”… İyi de yangına su yerine gaz yağı sıkmak kimin çıkarına olabilirdi…”

Bir şehri yakmak: 1916 Ankara Yangını

Falih Rıfkı Atay 1923’te Yakup Kadri (Karaosmanoğlu) ile birlikte Ankara’ya ikinci kez geldiklerinde buranın ilkel bir Anadolu kasabası olduğunu yazar. Yollar toz toprak içindedir, otel denebilecek sadece altlı üstlü ranza usülü yatılan Taşhan ve yemek içmek türünden ihtiyaçları gidermek için de üç beş aşevi ve birkaç meyhaneden başka yoktur. Havanın kararmasıyla birlikte ahali kerpiç damlara çekilmekte ve kasaba ruhsuz derin bir karanlığa gömülmektedir. Kimi rakı sever bekâr mebuslar Çankırı Caddesi’nde dükkân denemeyecek döküntü yerlerde mum aydınlığında zaman öldürmektedir ve zaman ezanidir. Sanki vaktiyle işlediği ve giderek kabullenmekte güçlük çektiği ağır bir kabahatin utancıyla kendi içine kapanmış gibidir Ankara. Ama dikkatle okunduğunda Falih Rıfkı, satır aralarında vaktiyle yaşanmış ışıltılı bir hayatın izleri de görülecektir geçmişin Ankara’sında:

“Anadolu’ya ilk çıkışım, programa göre trenle Eskişehir’e gidiyoruz. İstasyon karşısındaki otellerin en iyisinde yatak beş kuruş. Ertesi akşam Ankara… Ankara’nın zengin semtleri ve bakımlı yazlıkları Ermenilerin malıydı. Ermeni lokantasına yiyor ve Ermeni otellerinde kalıyorduk… Ankara’da kaldığımız otelin adı Santral. Lokantası iyi, yatakları temiz ve rahattı. Tehcir zamanı yıkılmış olmalıydı. Ankara başkent olduğu vakit Santral otelini ne kadar aramıştım. Altındaki ahıra at bağlanan Taşhan’dan başka kalınabilecek yer yoktu. O da gerçekten eski bir Anadolu hanıydı.”

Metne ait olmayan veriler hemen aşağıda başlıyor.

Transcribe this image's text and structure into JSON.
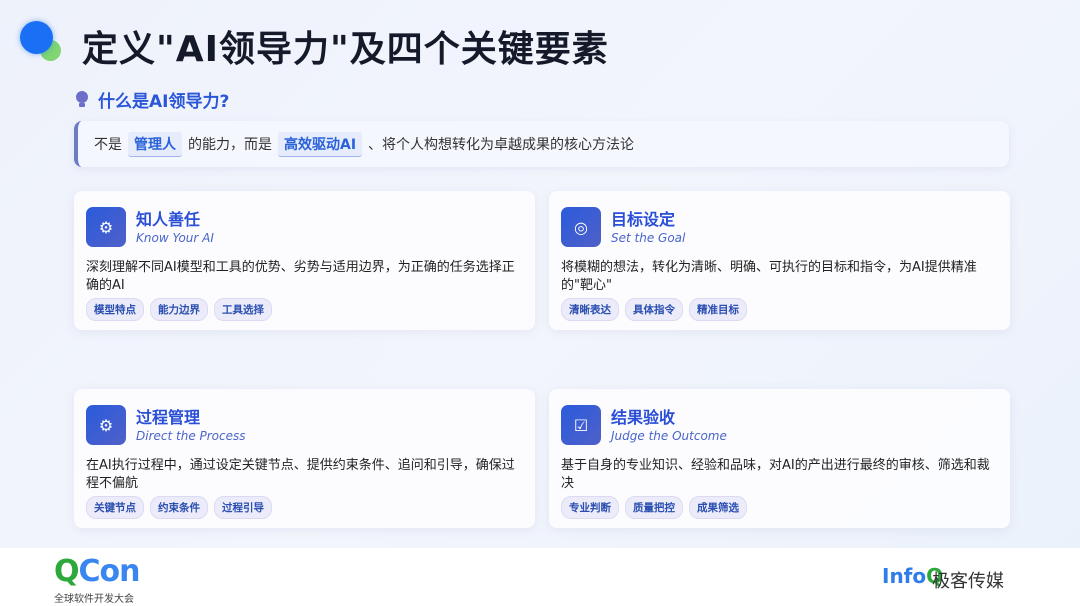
{
  "header": {
    "title": "定义\"AI领导力\"及四个关键要素"
  },
  "definition": {
    "heading": "什么是AI领导力?",
    "text_1": "不是",
    "highlight_1": "管理人",
    "text_2": "的能力，而是",
    "highlight_2": "高效驱动AI",
    "text_3": "、将个人构想转化为卓越成果的核心方法论"
  },
  "cards": [
    {
      "title": "知人善任",
      "subtitle": "Know Your AI",
      "description": "深刻理解不同AI模型和工具的优势、劣势与适用边界，为正确的任务选择正确的AI",
      "tags": [
        "模型特点",
        "能力边界",
        "工具选择"
      ],
      "icon": "head-gear-icon"
    },
    {
      "title": "目标设定",
      "subtitle": "Set the Goal",
      "description": "将模糊的想法，转化为清晰、明确、可执行的目标和指令，为AI提供精准的\"靶心\"",
      "tags": [
        "清晰表达",
        "具体指令",
        "精准目标"
      ],
      "icon": "target-icon"
    },
    {
      "title": "过程管理",
      "subtitle": "Direct the Process",
      "description": "在AI执行过程中，通过设定关键节点、提供约束条件、追问和引导，确保过程不偏航",
      "tags": [
        "关键节点",
        "约束条件",
        "过程引导"
      ],
      "icon": "gear-icon"
    },
    {
      "title": "结果验收",
      "subtitle": "Judge the Outcome",
      "description": "基于自身的专业知识、经验和品味，对AI的产出进行最终的审核、筛选和裁决",
      "tags": [
        "专业判断",
        "质量把控",
        "成果筛选"
      ],
      "icon": "checklist-icon"
    }
  ],
  "footer": {
    "qcon_q": "Q",
    "qcon_con": "Con",
    "qcon_sub": "全球软件开发大会",
    "infoq_info": "Info",
    "infoq_q": "Q",
    "infoq_cn": "极客传媒"
  }
}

Falih Rıfkı 1923’te yeniden Ankara’ya geldiğinde Hristiyan mahallerin tümüyle yok edildiğini görecektir. Sadece şehrin dışındaki bağ evleri ayaktadır. Ve sözlerini itiraf olarak değerlendirmemek için hiçbir neden yoktur:

“Benim ilk gördüğüm Ankara’nın medenilik adına nesi varsa hepsini yakıp kül etmiştik.”

Bu bir benzetme değil… Sahiden yaktık!

Buna geleceğim, geleceğim de önce 20’nci yüzyılın başında Ankara’nın nüfus yapısı hakkında kısa bir not düşmek isterim. 1914 yılında yapılan sayıma göre Ankara merkez kazasında 69.000 Müslüman, 14.500 gayrimüslim yaşıyor. Gayrimüslim nüfusun 7 bini Katolik Ermeni diğerleri ise Rum-Ortodoks, Protestan ve Gregoryen ile az sayıda Yahudi Cemaat’i oluşturuyor. Yuvarlak hesap Ankara nüfusunun yüzde 22’si gayrimüslim vatandaşlardan oluşuyor. Kısa not bu kadar.

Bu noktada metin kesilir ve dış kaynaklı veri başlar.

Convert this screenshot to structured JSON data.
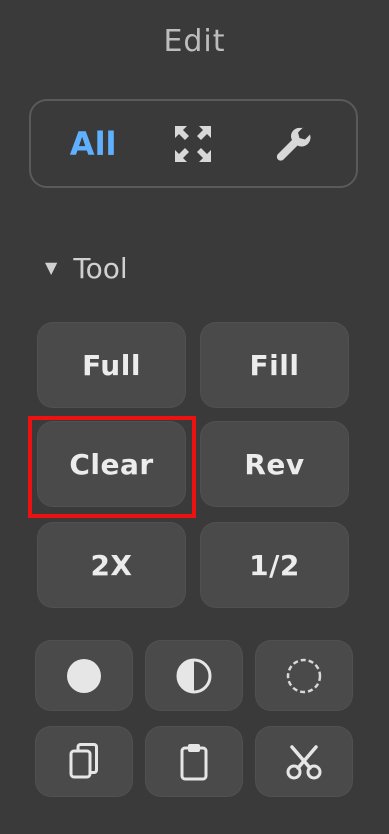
{
  "panel": {
    "title": "Edit",
    "segments": [
      {
        "label": "All",
        "icon": "text-label"
      },
      {
        "label": "",
        "icon": "expand-arrows-icon"
      },
      {
        "label": "",
        "icon": "wrench-icon"
      }
    ],
    "section_label": "Tool",
    "tool_buttons": [
      "Full",
      "Fill",
      "Clear",
      "Rev",
      "2X",
      "1/2"
    ],
    "icon_buttons": [
      "filled-circle-icon",
      "half-circle-icon",
      "dashed-circle-icon",
      "copy-icon",
      "clipboard-icon",
      "scissors-icon"
    ],
    "highlighted_button": "Clear",
    "colors": {
      "background": "#3a3a3a",
      "button": "#4a4a4a",
      "accent": "#5fb1ff",
      "highlight": "#ee1111"
    }
  }
}
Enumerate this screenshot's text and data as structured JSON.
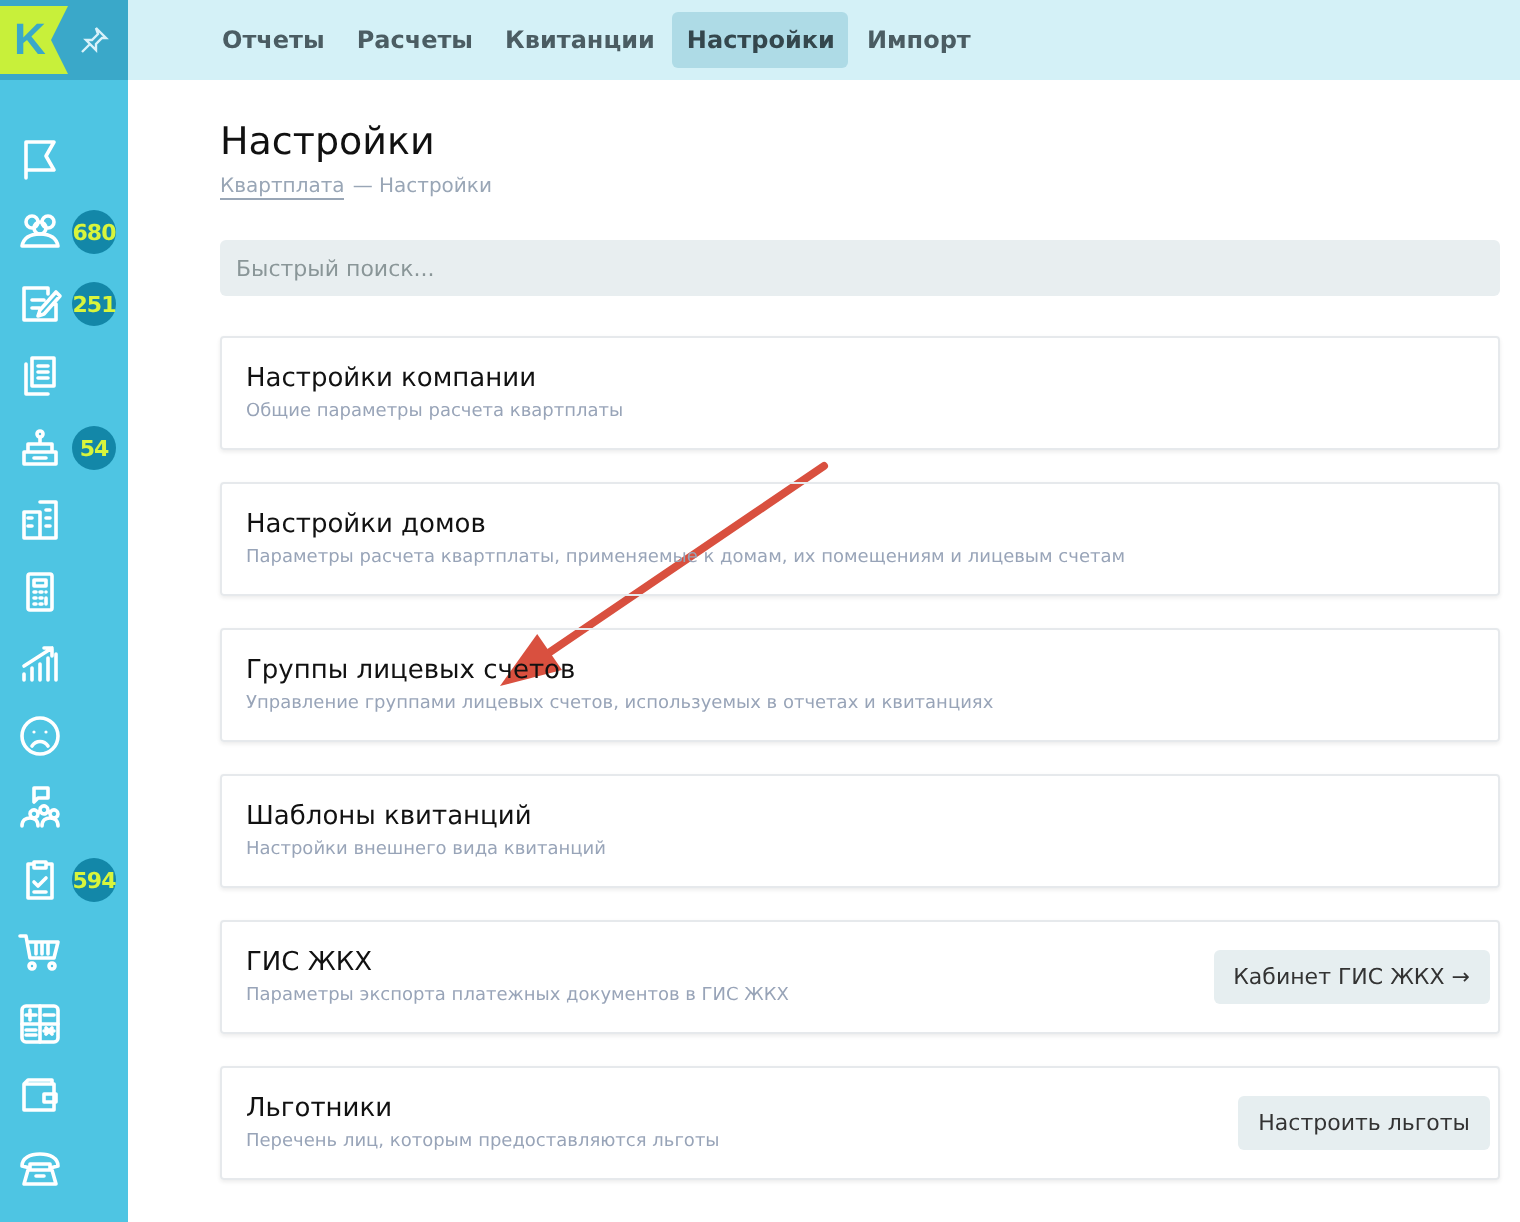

Şimdi “son”un başlangıcındayız:

Bir Tehcir Kanunu var elimizin altında. 27 Mayıs 1915 tarihlidir. Talat Paşa icadı diyebiliriz. Ermenilerin göçertilmesine dairdir. Birinci Dünya Savaşı bütün dehşetiyle sürmektedir ve bu kanun doğrultusunda hazırlanan emirnameler bütün valiliklere tellenir. Ankara’nın da bir valisi var. Ali Mazhar Bey diyoruz. Ermenilerin devlete sadık, pek itaatkâr ve işlerine güçlerine bakan kişiler olduğunu söyleyerek tehcir emrini uygulamaya yanaşmayan Ali Mazhar Bey doğal olarak görevinden alınıyor. Bunun üzerine İstanbul, emirleri itirazsız uygulayacak birini gönderiyor. Yeni vali, daha sonra sekiz dönem milletvekilliği yapacak, Ankara’da bir mahalleye de adı verilecek olan, Ermenilerin adının başına “imhacı” sıfatını yakıştırdıkları Atıf Bey’dir. Tam adıyla buna da Mehmet Atıf Tüzün diyoruz. 14 Temmuz 1915’te göreve başlıyor aynı yılın 3 Ekim’ine gelindiğinde Ermenilerin kahır ekseriyeti göçertilmiş oluyor. Arkasından, okuduklarımdan aktarıyorum; iki bin dükkân, dokuz kilise, üç katedral ile birlikte okul ve evlerdeki değerli eşyalar at arabalarıyla merkeze, İstanbul’a naklediliyor, boşaltılan mülkler emval-i metruke defterine kaydediliyor” Geride bıraktıkları mallar” diyoruz.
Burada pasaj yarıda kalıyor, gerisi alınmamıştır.